Senator McCaskill Helps Senate Reject Rollback of Mercury Standards

Environment Missouri

St. Louis, Missouri – In a victory for Missourians’ health and environment, the U.S. Senate today rejected a bill which would have allowed power plants to continue spewing toxic mercury pollution into our air.  The bill, S.J. Res. 37 introduced by Sen. James Inhofe (R-OK), would have put up to 11,000 American lives at risk every year. Senator McCaskill voted against this dangerous proposal.

“Today, Senator McCaskill stood up for Missourians’ health and our environment by rejecting this reckless attempt to allow more toxic mercury pollution in our air,” said Ted Mathys, Advocate for Environment Missouri. “At a time when our power plants emit more mercury than those in 46 other states, this was a critical step for Missouri.”   

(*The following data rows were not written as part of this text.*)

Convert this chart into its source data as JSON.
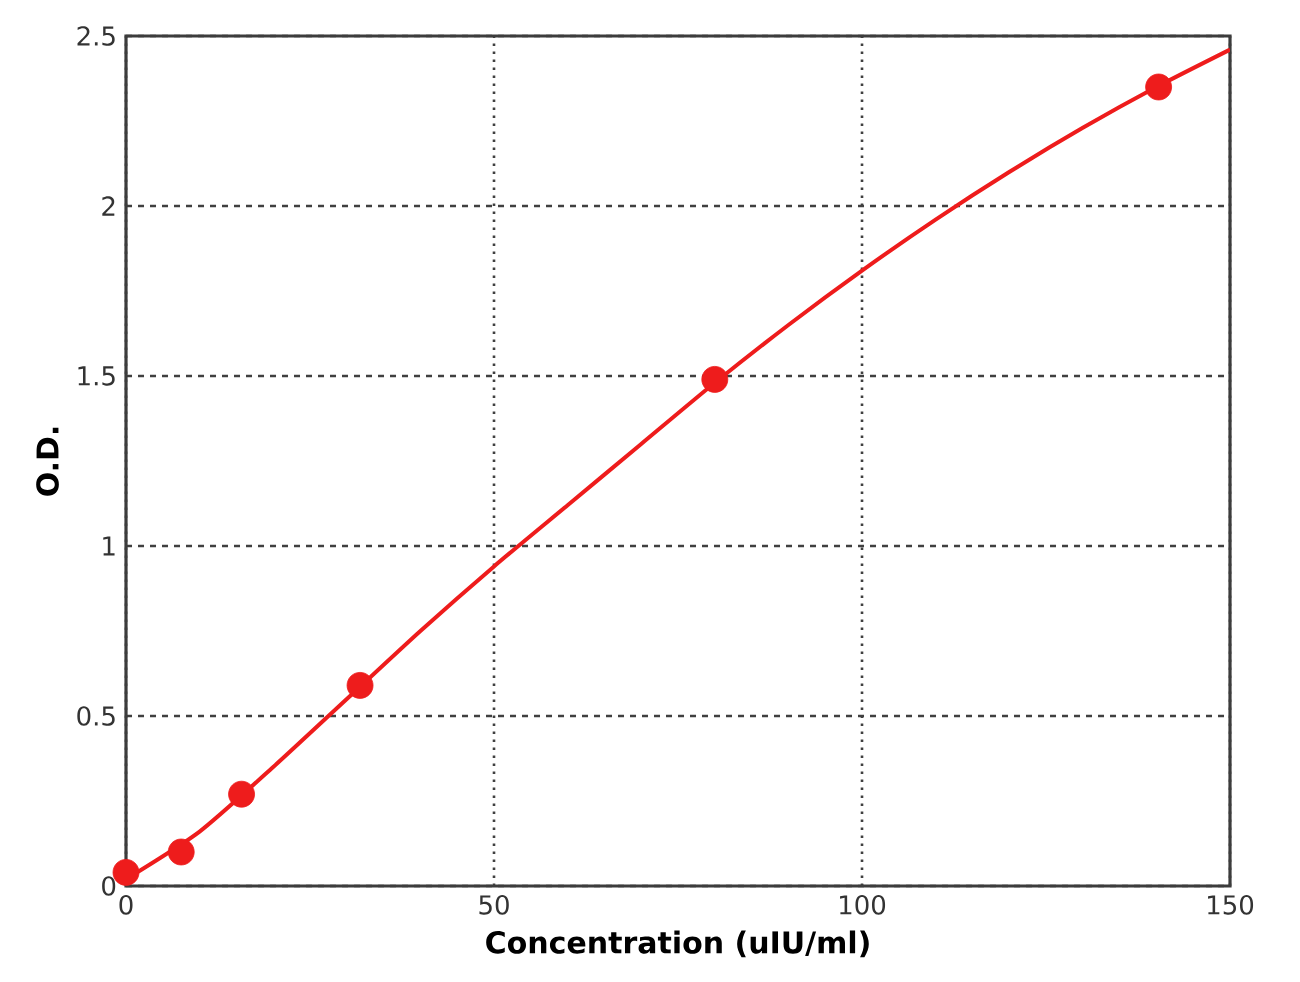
{
  "chart_data": {
    "type": "scatter",
    "xlabel": "Concentration (uIU/ml)",
    "ylabel": "O.D.",
    "xlim": [
      0,
      150
    ],
    "ylim": [
      0,
      2.5
    ],
    "xticks": [
      0,
      50,
      100,
      150
    ],
    "yticks": [
      0,
      0.5,
      1,
      1.5,
      2,
      2.5
    ],
    "grid": true,
    "series": [
      {
        "type": "line",
        "color": "#ee1c1c",
        "x": [
          0,
          10,
          20,
          30,
          40,
          50,
          60,
          70,
          80,
          90,
          100,
          110,
          120,
          130,
          140,
          150
        ],
        "values": [
          0.02,
          0.16,
          0.35,
          0.55,
          0.75,
          0.94,
          1.12,
          1.3,
          1.48,
          1.65,
          1.81,
          1.96,
          2.1,
          2.23,
          2.35,
          2.46
        ]
      },
      {
        "color": "#ee1c1c",
        "marker": "circle",
        "x": [
          0,
          7.5,
          15.7,
          31.8,
          80,
          140.3
        ],
        "values": [
          0.04,
          0.1,
          0.27,
          0.59,
          1.49,
          2.35
        ]
      }
    ]
  }
}
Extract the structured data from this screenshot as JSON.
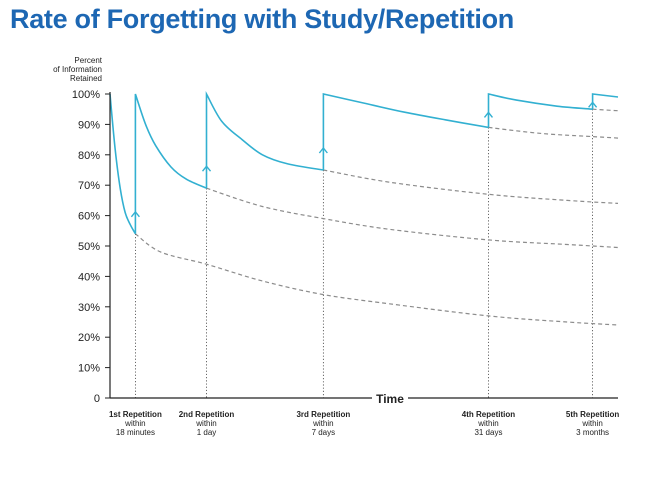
{
  "title": "Rate of Forgetting with Study/Repetition",
  "chart_data": {
    "type": "line",
    "title": "Rate of Forgetting with Study/Repetition",
    "ylabel": [
      "Percent",
      "of Information",
      "Retained"
    ],
    "xlabel": "Time",
    "ylim": [
      0,
      100
    ],
    "yticks": [
      "0",
      "10%",
      "20%",
      "30%",
      "40%",
      "50%",
      "60%",
      "70%",
      "80%",
      "90%",
      "100%"
    ],
    "ytick_values": [
      0,
      10,
      20,
      30,
      40,
      50,
      60,
      70,
      80,
      90,
      100
    ],
    "x_domain": [
      0,
      100
    ],
    "repetitions": [
      {
        "label": "1st Repetition",
        "within": "within",
        "period": "18 minutes",
        "x": 5,
        "retained_before": 54
      },
      {
        "label": "2nd Repetition",
        "within": "within",
        "period": "1 day",
        "x": 19,
        "retained_before": 69
      },
      {
        "label": "3rd Repetition",
        "within": "within",
        "period": "7 days",
        "x": 42,
        "retained_before": 75
      },
      {
        "label": "4th Repetition",
        "within": "within",
        "period": "31 days",
        "x": 74.5,
        "retained_before": 89
      },
      {
        "label": "5th Repetition",
        "within": "within",
        "period": "3 months",
        "x": 95,
        "retained_before": 95
      }
    ],
    "series": [
      {
        "name": "retention with repetition",
        "style": "solid",
        "color": "#32b0d1",
        "segments": [
          [
            [
              0,
              100
            ],
            [
              1,
              82
            ],
            [
              2,
              69
            ],
            [
              3,
              61
            ],
            [
              4,
              57
            ],
            [
              5,
              54
            ]
          ],
          [
            [
              5,
              54
            ],
            [
              5,
              100
            ],
            [
              7,
              90
            ],
            [
              9,
              83
            ],
            [
              12,
              76
            ],
            [
              15,
              72
            ],
            [
              19,
              69
            ]
          ],
          [
            [
              19,
              69
            ],
            [
              19,
              100
            ],
            [
              22,
              91
            ],
            [
              26,
              85
            ],
            [
              30,
              80
            ],
            [
              35,
              77
            ],
            [
              42,
              75
            ]
          ],
          [
            [
              42,
              75
            ],
            [
              42,
              100
            ],
            [
              50,
              97
            ],
            [
              58,
              94
            ],
            [
              66,
              91.5
            ],
            [
              74.5,
              89
            ]
          ],
          [
            [
              74.5,
              89
            ],
            [
              74.5,
              100
            ],
            [
              80,
              98
            ],
            [
              88,
              96
            ],
            [
              95,
              95
            ]
          ],
          [
            [
              95,
              95
            ],
            [
              95,
              100
            ],
            [
              100,
              99
            ]
          ]
        ]
      },
      {
        "name": "forgetting after 1st repetition",
        "style": "dashed",
        "color": "#8c8c8c",
        "points": [
          [
            5,
            54
          ],
          [
            10,
            48
          ],
          [
            19,
            44
          ],
          [
            30,
            38.5
          ],
          [
            42,
            34
          ],
          [
            55,
            31
          ],
          [
            74.5,
            27
          ],
          [
            90,
            25
          ],
          [
            100,
            24
          ]
        ]
      },
      {
        "name": "forgetting after 2nd repetition",
        "style": "dashed",
        "color": "#8c8c8c",
        "points": [
          [
            19,
            69
          ],
          [
            30,
            63
          ],
          [
            42,
            59
          ],
          [
            55,
            55.5
          ],
          [
            74.5,
            52
          ],
          [
            90,
            50.5
          ],
          [
            100,
            49.5
          ]
        ]
      },
      {
        "name": "forgetting after 3rd repetition",
        "style": "dashed",
        "color": "#8c8c8c",
        "points": [
          [
            42,
            75
          ],
          [
            55,
            71
          ],
          [
            74.5,
            67
          ],
          [
            90,
            65
          ],
          [
            100,
            64
          ]
        ]
      },
      {
        "name": "forgetting after 4th repetition",
        "style": "dashed",
        "color": "#8c8c8c",
        "points": [
          [
            74.5,
            89
          ],
          [
            85,
            87
          ],
          [
            95,
            86
          ],
          [
            100,
            85.5
          ]
        ]
      },
      {
        "name": "forgetting after 5th repetition",
        "style": "dashed",
        "color": "#8c8c8c",
        "points": [
          [
            95,
            95
          ],
          [
            100,
            94.5
          ]
        ]
      }
    ]
  }
}
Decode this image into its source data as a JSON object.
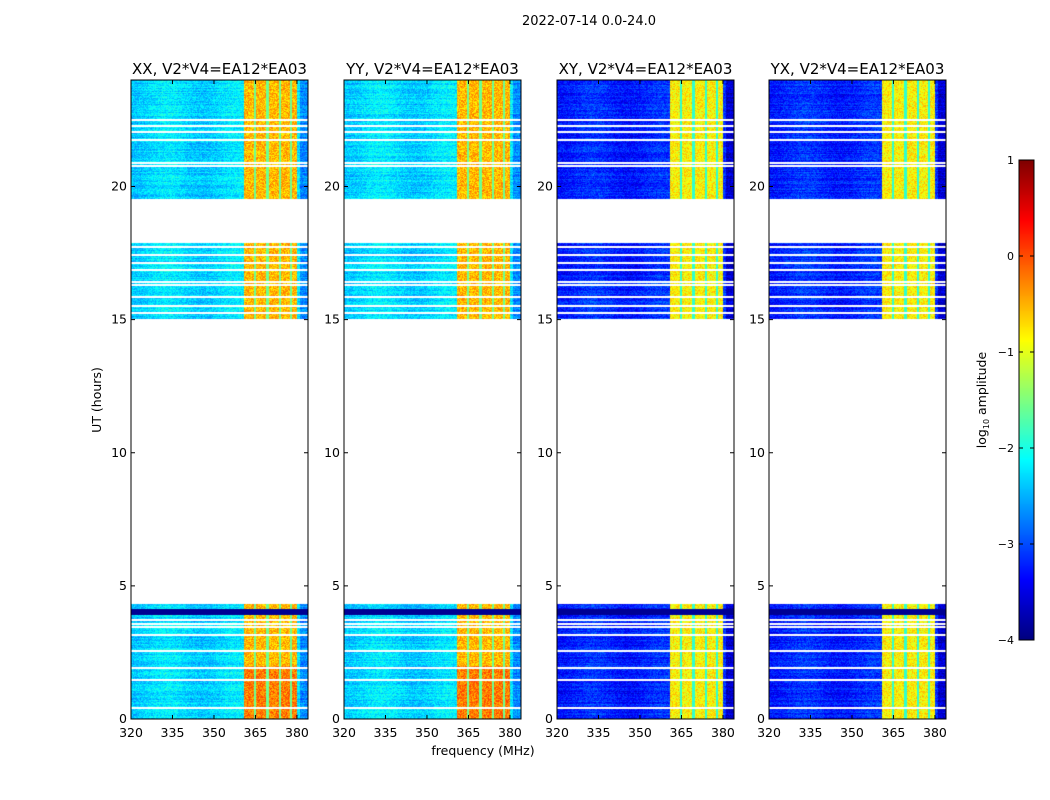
{
  "chart_data": {
    "type": "heatmap",
    "suptitle": "2022-07-14 0.0-24.0",
    "xlabel": "frequency (MHz)",
    "ylabel": "UT (hours)",
    "xlim": [
      320,
      384
    ],
    "ylim": [
      0,
      24
    ],
    "xticks": [
      320,
      335,
      350,
      365,
      380
    ],
    "yticks": [
      0,
      5,
      10,
      15,
      20
    ],
    "panels": [
      {
        "title": "XX, V2*V4=EA12*EA03",
        "background_log_amp": -2.3,
        "band_log_amp": -0.6
      },
      {
        "title": "YY, V2*V4=EA12*EA03",
        "background_log_amp": -2.3,
        "band_log_amp": -0.6
      },
      {
        "title": "XY, V2*V4=EA12*EA03",
        "background_log_amp": -3.2,
        "band_log_amp": -0.9
      },
      {
        "title": "YX, V2*V4=EA12*EA03",
        "background_log_amp": -3.2,
        "band_log_amp": -0.9
      }
    ],
    "bright_band_mhz": [
      360.5,
      380
    ],
    "band_separators_mhz": [
      364.7,
      369.2,
      373.6,
      377.8
    ],
    "data_segments_hours": [
      [
        0,
        4.35
      ],
      [
        15.05,
        17.9
      ],
      [
        19.55,
        24
      ]
    ],
    "flagged_rows_hours": [
      0.45,
      1.5,
      1.95,
      2.6,
      3.2,
      3.5,
      3.62,
      3.74,
      15.3,
      15.55,
      15.9,
      16.35,
      16.45,
      16.9,
      17.15,
      17.45,
      17.75,
      20.8,
      20.92,
      21.8,
      22.1,
      22.3,
      22.55
    ],
    "dark_rows_hours": [
      4.0,
      4.1
    ],
    "colorbar": {
      "label": "log",
      "label_sub": "10",
      "label_rest": " amplitude",
      "colormap": "jet",
      "range": [
        -4,
        1
      ],
      "ticks": [
        "1",
        "0",
        "−1",
        "−2",
        "−3",
        "−4"
      ]
    }
  }
}
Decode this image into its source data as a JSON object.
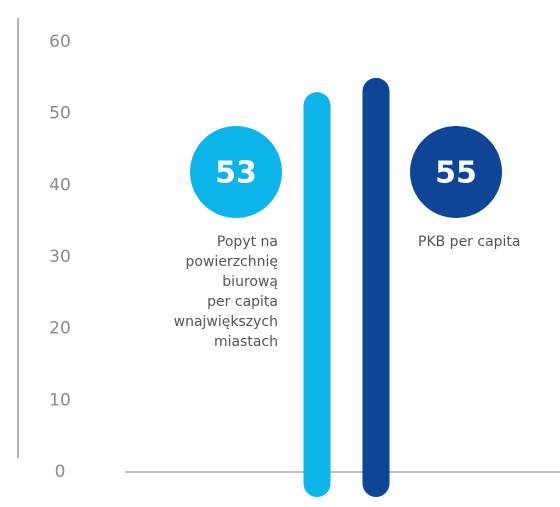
{
  "chart_data": {
    "type": "bar",
    "categories": [
      "Popyt na\npowierzchnię\nbiurową\nper capita\nwnajwiększych\nmiastach",
      "PKB per capita"
    ],
    "values": [
      53,
      55
    ],
    "colors": [
      "#0ab4e8",
      "#0d4697"
    ],
    "ylim": [
      0,
      60
    ],
    "yticks": [
      0,
      10,
      20,
      30,
      40,
      50,
      60
    ],
    "grid": false
  }
}
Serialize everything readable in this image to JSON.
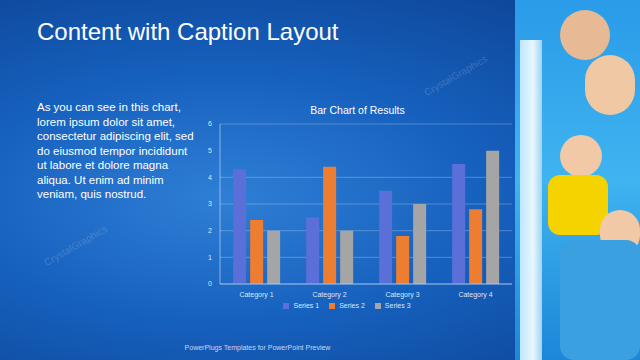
{
  "slide": {
    "title": "Content with Caption Layout",
    "caption": "As you can see in this chart, lorem ipsum dolor sit amet, consectetur adipiscing elit, sed do eiusmod tempor incididunt ut labore et dolore magna aliqua. Ut enim ad minim veniam, quis nostrud.",
    "footer": "PowerPlugs Templates for PowerPoint Preview",
    "watermark": "CrystalGraphics"
  },
  "chart_data": {
    "type": "bar",
    "title": "Bar Chart of Results",
    "categories": [
      "Category 1",
      "Category 2",
      "Category 3",
      "Category 4"
    ],
    "series": [
      {
        "name": "Series 1",
        "color": "#5b6fd8",
        "values": [
          4.3,
          2.5,
          3.5,
          4.5
        ]
      },
      {
        "name": "Series 2",
        "color": "#ed7d31",
        "values": [
          2.4,
          4.4,
          1.8,
          2.8
        ]
      },
      {
        "name": "Series 3",
        "color": "#a5a5a5",
        "values": [
          2,
          2,
          3,
          5
        ]
      }
    ],
    "ylim": [
      0,
      6
    ],
    "yticks": [
      0,
      1,
      2,
      3,
      4,
      5,
      6
    ],
    "grid": true,
    "legend": "bottom"
  }
}
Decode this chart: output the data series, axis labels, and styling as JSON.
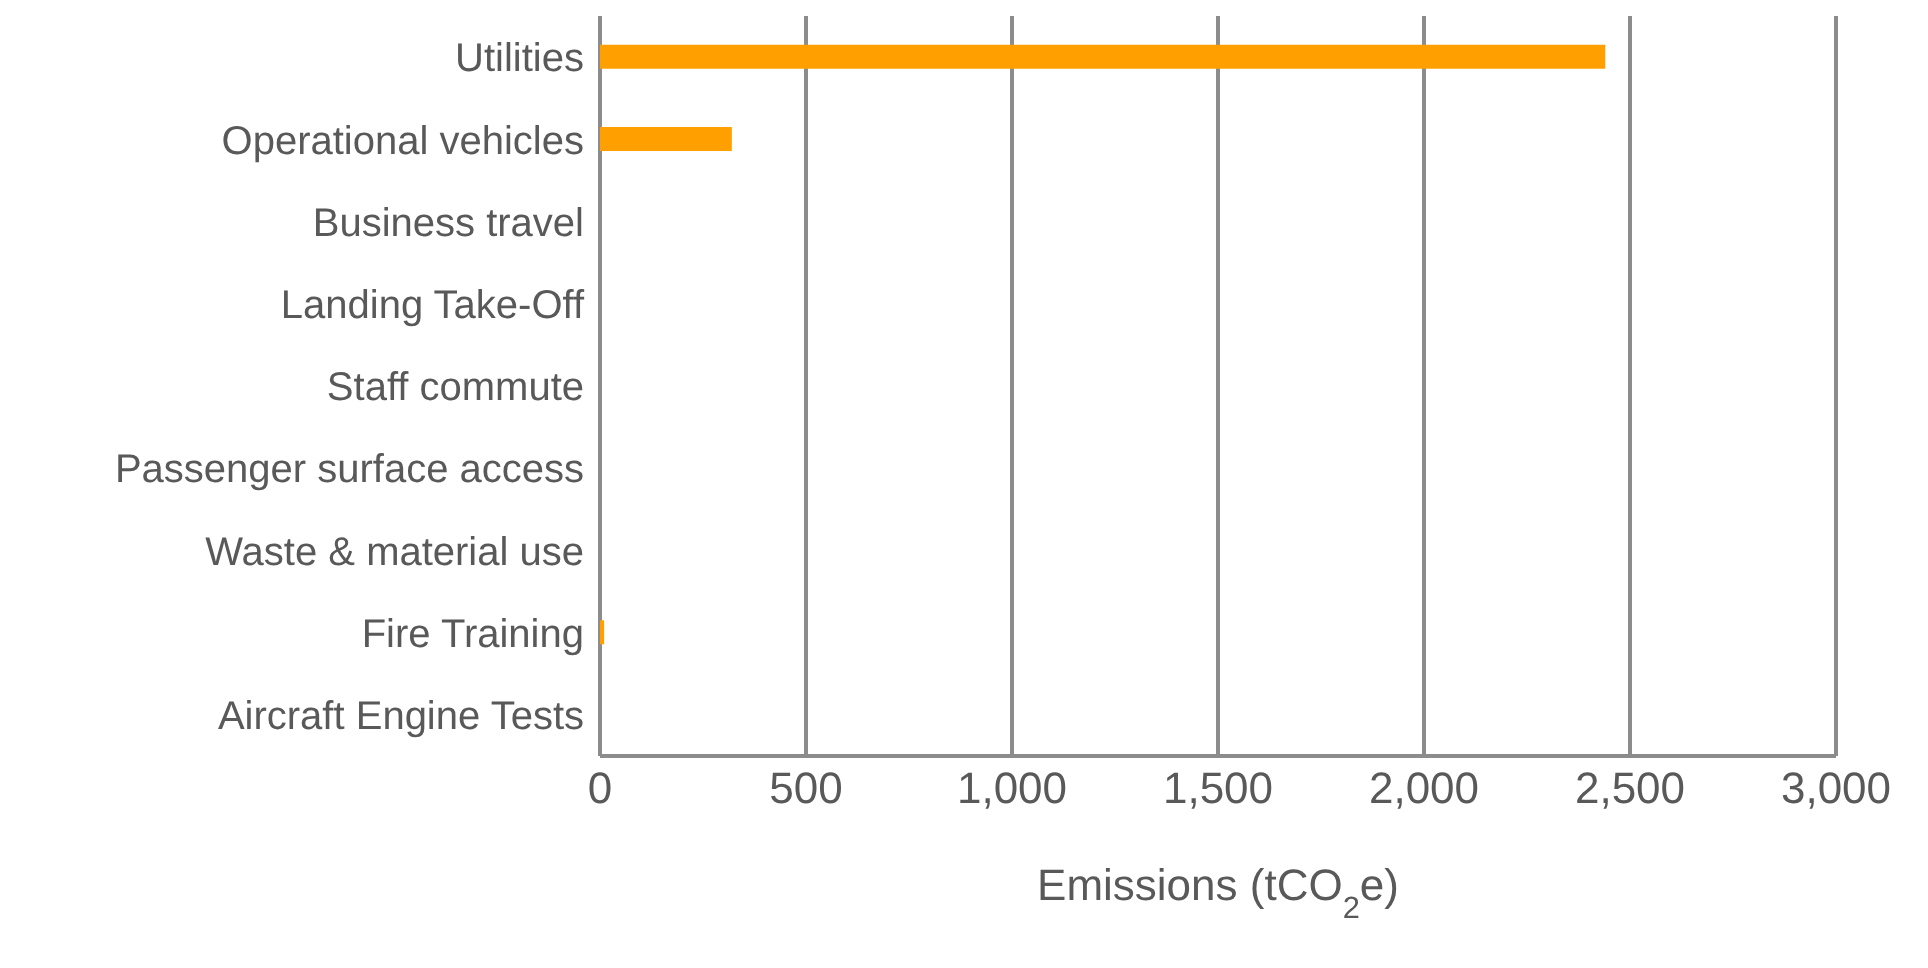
{
  "chart_data": {
    "type": "bar",
    "orientation": "horizontal",
    "categories": [
      "Utilities",
      "Operational vehicles",
      "Business travel",
      "Landing Take-Off",
      "Staff commute",
      "Passenger surface access",
      "Waste & material use",
      "Fire Training",
      "Aircraft Engine Tests"
    ],
    "values": [
      2440,
      320,
      0,
      0,
      0,
      0,
      0,
      10,
      0
    ],
    "color": "#ffa000",
    "xlabel": "Emissions (tCO$_{2}$e)",
    "xlim": [
      0,
      3000
    ],
    "xticks": [
      {
        "value": 0,
        "label": "0"
      },
      {
        "value": 500,
        "label": "500"
      },
      {
        "value": 1000,
        "label": "1,000"
      },
      {
        "value": 1500,
        "label": "1,500"
      },
      {
        "value": 2000,
        "label": "2,000"
      },
      {
        "value": 2500,
        "label": "2,500"
      },
      {
        "value": 3000,
        "label": "3,000"
      }
    ],
    "grid": "x"
  }
}
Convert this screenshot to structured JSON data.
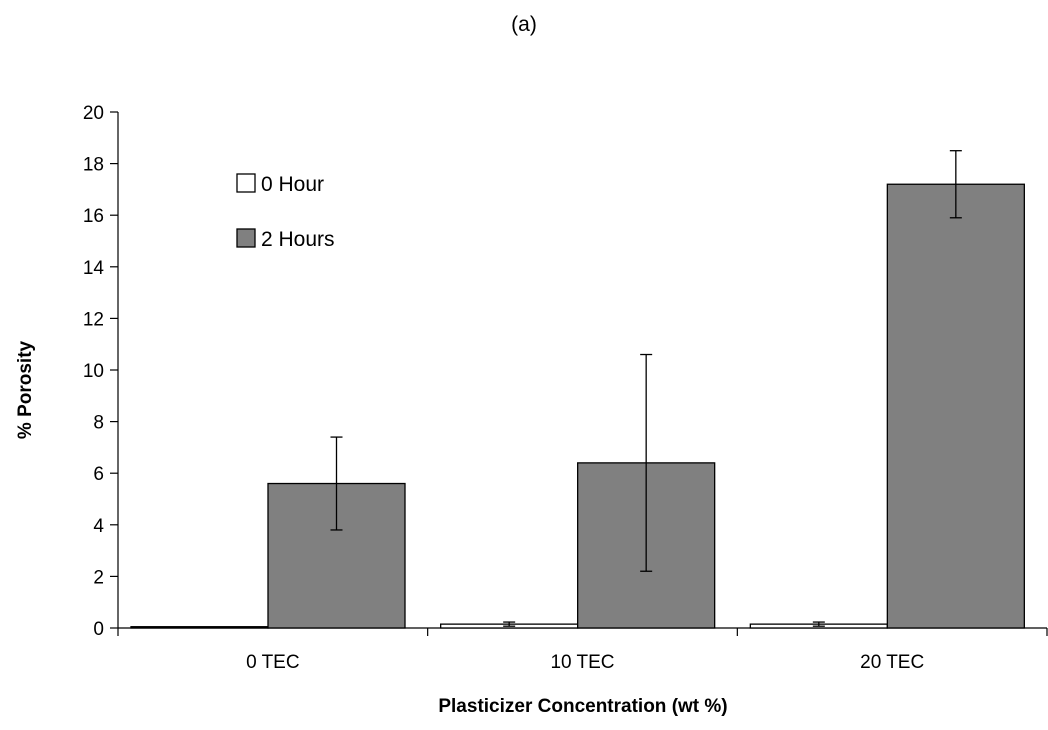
{
  "panel_label": "(a)",
  "chart_data": {
    "type": "bar",
    "title": "",
    "xlabel": "Plasticizer Concentration (wt %)",
    "ylabel": "% Porosity",
    "ylim": [
      0,
      20
    ],
    "yticks": [
      0,
      2,
      4,
      6,
      8,
      10,
      12,
      14,
      16,
      18,
      20
    ],
    "categories": [
      "0 TEC",
      "10 TEC",
      "20 TEC"
    ],
    "grid": false,
    "legend_position": "top-left",
    "series": [
      {
        "name": "0 Hour",
        "color": "#ffffff",
        "values": [
          0.05,
          0.15,
          0.15
        ],
        "error": [
          0,
          0.08,
          0.08
        ]
      },
      {
        "name": "2 Hours",
        "color": "#808080",
        "values": [
          5.6,
          6.4,
          17.2
        ],
        "error": [
          1.8,
          4.2,
          1.3
        ]
      }
    ]
  }
}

The legislation that was defeated sought to block the Environmental Protection Agency’s (EPA) recently finalized Mercury and Air Toxics Standard, which requires power plants to reduce their mercury pollution by 90 percent—the first-ever nationwide standard for mercury pollution from power plants, despite power plants being the largest single source of mercury pollution.  

According to a recent report by Environment Missouri, in 2010 Missouri’s power plants emitted 3,835 pounds of toxic mercury into our air, more than the mercury emissions from power plants in 46 other states.  Ameren’s Labadie power station in Franklin County is the 2nd worst mercury-emitting plant in the nation. This mercury pollution threatens our air, water and health; in fact, just one gram of mercury is enough to make the fish in a 25-acre lake unsafe to eat.  More than 30 rivers, lakes, and streams in Missouri are impaired by mercury in fish tissue, and the Missouri Department of Health and Senior Services issues an annual mercury fish advisory, warning citizens to limit consumption of certain fish caught in Missouri’s waterways.